I work with lots of new moms, many of whom are struggling with postpartum depression and anxiety. However I was never trained on how to treat these moms during a pandemic. And these moms never learned in their prenatal classes how to bring baby home during a pandemic. Excited grandparents can't visit, friends can't stop by, older children can't go to daycare. The vision of maternity leave is totally shattered. Add on a newborn with health issues, or a partner with a demanding job, or breastfeeding struggles, or a tantrum-prone toddler and many of these women are pretty much on their own. Recovering with very little sleep, feeling more isolated than ever, all while having to care for a tiny screaming human.
For any new parent, you worry about the health of your baby. But for pandemic new parents this fear is very real. Moms are scared that the decision to let one support person see their baby could lead to catastrophic results. Moms are so torn and guilt ridden between trying to meet the needs of their infants but also themselves. They are shamed if they send an older sibling to daycare because they need a mental break. They are shamed by family members who say she's being overprotective. People judge her for going for a walk around the block either with or without her baby. She's judged for not loving every moment of being home. She's judged for bringing her baby to the pediatrician's office for a well visit. Who knew that the 2020 Pandemic would start a whole new layer of mommy wars?

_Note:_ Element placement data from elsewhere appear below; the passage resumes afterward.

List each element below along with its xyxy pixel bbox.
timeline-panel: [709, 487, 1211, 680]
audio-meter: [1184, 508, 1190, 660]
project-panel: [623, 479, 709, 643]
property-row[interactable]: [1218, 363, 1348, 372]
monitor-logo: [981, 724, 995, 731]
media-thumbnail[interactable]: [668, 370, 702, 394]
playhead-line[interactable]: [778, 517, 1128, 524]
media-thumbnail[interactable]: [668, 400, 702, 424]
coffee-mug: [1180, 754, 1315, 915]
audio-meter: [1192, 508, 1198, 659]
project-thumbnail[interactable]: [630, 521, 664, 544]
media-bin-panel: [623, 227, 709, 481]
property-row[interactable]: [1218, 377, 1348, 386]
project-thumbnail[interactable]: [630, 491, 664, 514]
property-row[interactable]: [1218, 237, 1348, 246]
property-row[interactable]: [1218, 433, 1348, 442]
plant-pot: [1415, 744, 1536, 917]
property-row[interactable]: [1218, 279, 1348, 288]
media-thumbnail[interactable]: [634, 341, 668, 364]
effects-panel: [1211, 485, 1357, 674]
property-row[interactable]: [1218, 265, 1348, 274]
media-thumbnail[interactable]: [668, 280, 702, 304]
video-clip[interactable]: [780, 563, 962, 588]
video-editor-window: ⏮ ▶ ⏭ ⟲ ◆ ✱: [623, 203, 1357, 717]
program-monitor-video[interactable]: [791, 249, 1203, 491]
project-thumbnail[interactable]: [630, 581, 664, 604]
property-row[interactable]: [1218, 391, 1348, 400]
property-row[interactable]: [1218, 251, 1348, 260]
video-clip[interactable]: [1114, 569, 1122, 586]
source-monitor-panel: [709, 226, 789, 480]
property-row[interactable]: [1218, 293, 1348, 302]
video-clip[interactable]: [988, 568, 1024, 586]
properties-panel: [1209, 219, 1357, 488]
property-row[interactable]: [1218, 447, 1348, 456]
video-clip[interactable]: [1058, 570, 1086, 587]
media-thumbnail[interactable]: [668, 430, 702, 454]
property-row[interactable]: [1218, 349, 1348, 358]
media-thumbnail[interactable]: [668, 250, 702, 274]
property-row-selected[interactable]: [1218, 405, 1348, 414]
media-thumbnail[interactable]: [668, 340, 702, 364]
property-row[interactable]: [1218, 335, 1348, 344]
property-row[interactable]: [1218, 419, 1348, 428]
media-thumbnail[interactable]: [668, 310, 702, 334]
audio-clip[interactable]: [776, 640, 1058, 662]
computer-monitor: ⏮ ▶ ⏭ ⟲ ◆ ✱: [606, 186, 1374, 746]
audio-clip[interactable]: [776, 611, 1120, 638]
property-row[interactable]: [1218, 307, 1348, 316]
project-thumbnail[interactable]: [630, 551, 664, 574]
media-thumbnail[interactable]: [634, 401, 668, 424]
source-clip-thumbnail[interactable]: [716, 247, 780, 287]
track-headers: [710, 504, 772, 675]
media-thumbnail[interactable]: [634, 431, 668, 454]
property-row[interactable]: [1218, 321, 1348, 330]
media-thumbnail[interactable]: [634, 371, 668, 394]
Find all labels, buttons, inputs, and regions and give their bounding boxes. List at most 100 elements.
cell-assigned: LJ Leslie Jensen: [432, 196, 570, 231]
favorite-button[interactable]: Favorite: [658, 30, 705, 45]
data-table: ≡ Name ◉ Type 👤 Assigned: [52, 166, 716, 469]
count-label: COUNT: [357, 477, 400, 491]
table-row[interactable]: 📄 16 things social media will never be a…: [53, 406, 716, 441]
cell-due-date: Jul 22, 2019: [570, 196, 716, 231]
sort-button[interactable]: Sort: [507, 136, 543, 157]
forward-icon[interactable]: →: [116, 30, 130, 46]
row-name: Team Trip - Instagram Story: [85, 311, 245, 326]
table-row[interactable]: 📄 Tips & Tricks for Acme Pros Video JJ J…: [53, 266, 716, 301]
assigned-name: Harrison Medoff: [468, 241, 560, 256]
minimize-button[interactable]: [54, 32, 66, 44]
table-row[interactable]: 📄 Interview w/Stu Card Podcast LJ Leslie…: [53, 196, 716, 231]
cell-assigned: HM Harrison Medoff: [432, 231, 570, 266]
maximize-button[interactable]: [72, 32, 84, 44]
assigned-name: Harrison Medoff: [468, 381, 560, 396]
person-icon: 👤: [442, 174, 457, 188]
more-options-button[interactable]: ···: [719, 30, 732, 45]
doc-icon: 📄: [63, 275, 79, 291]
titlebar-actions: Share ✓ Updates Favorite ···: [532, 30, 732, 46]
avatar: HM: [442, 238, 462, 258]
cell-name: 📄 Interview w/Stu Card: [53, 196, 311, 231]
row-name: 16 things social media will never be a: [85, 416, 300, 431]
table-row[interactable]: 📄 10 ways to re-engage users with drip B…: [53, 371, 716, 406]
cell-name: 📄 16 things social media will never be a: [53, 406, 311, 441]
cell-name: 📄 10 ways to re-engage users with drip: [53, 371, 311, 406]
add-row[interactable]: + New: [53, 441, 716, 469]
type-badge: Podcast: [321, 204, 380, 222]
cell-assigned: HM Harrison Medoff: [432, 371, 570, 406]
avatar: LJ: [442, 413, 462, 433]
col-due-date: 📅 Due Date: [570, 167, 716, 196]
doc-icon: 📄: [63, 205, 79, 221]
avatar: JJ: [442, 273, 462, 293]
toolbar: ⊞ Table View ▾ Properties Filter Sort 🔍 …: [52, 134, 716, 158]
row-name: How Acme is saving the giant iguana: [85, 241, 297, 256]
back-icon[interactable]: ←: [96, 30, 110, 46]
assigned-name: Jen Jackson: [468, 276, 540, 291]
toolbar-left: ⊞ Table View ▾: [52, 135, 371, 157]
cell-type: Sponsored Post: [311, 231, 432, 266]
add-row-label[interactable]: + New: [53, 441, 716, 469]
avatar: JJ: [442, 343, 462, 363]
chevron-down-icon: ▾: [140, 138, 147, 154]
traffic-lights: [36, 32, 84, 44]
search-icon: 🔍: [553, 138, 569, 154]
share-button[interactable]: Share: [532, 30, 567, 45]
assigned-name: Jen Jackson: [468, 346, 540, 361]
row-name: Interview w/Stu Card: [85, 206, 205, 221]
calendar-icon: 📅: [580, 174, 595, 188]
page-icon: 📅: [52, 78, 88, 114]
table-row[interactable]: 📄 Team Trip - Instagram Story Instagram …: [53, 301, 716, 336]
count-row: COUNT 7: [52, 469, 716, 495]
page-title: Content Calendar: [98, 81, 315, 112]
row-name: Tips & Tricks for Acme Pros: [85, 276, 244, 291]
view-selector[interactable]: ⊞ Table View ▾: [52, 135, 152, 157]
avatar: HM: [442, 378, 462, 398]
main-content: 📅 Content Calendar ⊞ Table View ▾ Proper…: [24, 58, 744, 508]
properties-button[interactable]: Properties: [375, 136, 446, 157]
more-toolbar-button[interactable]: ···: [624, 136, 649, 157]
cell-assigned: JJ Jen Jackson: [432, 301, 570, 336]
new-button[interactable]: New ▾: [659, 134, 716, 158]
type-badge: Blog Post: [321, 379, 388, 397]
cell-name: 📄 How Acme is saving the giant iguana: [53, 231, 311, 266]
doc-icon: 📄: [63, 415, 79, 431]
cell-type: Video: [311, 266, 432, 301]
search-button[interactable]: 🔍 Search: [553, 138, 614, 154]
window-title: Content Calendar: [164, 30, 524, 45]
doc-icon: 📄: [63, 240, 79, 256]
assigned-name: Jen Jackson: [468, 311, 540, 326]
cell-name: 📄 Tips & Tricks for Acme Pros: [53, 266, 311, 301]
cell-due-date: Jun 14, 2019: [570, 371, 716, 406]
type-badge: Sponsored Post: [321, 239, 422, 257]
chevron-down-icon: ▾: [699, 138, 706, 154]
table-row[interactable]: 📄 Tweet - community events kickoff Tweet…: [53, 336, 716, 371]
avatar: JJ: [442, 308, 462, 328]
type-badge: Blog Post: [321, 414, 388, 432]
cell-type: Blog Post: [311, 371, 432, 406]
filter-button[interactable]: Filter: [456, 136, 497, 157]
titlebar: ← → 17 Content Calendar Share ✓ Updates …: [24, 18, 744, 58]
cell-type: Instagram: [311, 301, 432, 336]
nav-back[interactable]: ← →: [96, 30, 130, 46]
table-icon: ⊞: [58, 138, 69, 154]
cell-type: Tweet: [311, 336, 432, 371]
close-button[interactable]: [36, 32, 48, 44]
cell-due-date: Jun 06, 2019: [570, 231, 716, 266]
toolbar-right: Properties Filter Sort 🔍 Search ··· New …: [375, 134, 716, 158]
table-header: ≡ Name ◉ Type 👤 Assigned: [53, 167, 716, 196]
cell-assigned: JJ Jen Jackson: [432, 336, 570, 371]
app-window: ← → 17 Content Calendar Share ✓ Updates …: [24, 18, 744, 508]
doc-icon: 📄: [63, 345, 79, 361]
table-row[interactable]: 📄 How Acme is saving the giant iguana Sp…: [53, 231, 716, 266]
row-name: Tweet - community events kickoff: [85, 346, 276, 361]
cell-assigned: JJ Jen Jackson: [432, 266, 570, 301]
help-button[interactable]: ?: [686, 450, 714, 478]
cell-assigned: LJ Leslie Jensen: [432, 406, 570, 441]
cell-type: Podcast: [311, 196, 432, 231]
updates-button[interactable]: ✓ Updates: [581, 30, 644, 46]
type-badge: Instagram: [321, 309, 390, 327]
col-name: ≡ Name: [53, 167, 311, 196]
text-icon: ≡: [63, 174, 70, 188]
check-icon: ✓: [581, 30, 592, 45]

Please stop the shaming people! Moms are doing the best they can for themselves and their families during this most challenging time. Her mental health is important and if that means sending a sibling to daycare or letting grandma come help, believe me, she isn't taking the risks lightly. Don't be so quick to judge her. Maybe instead, offer to help - send some meals, facetime her to check in, send her some flowers so she doesn't feel so alone.
What I tell my clients and want to tell new moms across the world:
Yes, this SUCKS.
No, it's not fair and you have been robbed of the experience you envisioned and deserve.
It's okay to admit this is really hard. Because it is. And it's okay to seek help.
You are RESILIENT. Even if you snapped at your toddler or husband. Even if you didn't manage to shower today. Even if you are feeling like you are failing. Because you aren't. In fact, when this is all through, you are going to have street cred that you survived caring for your newborn during a global pandemic. You are a rock star and a great mom. Promise.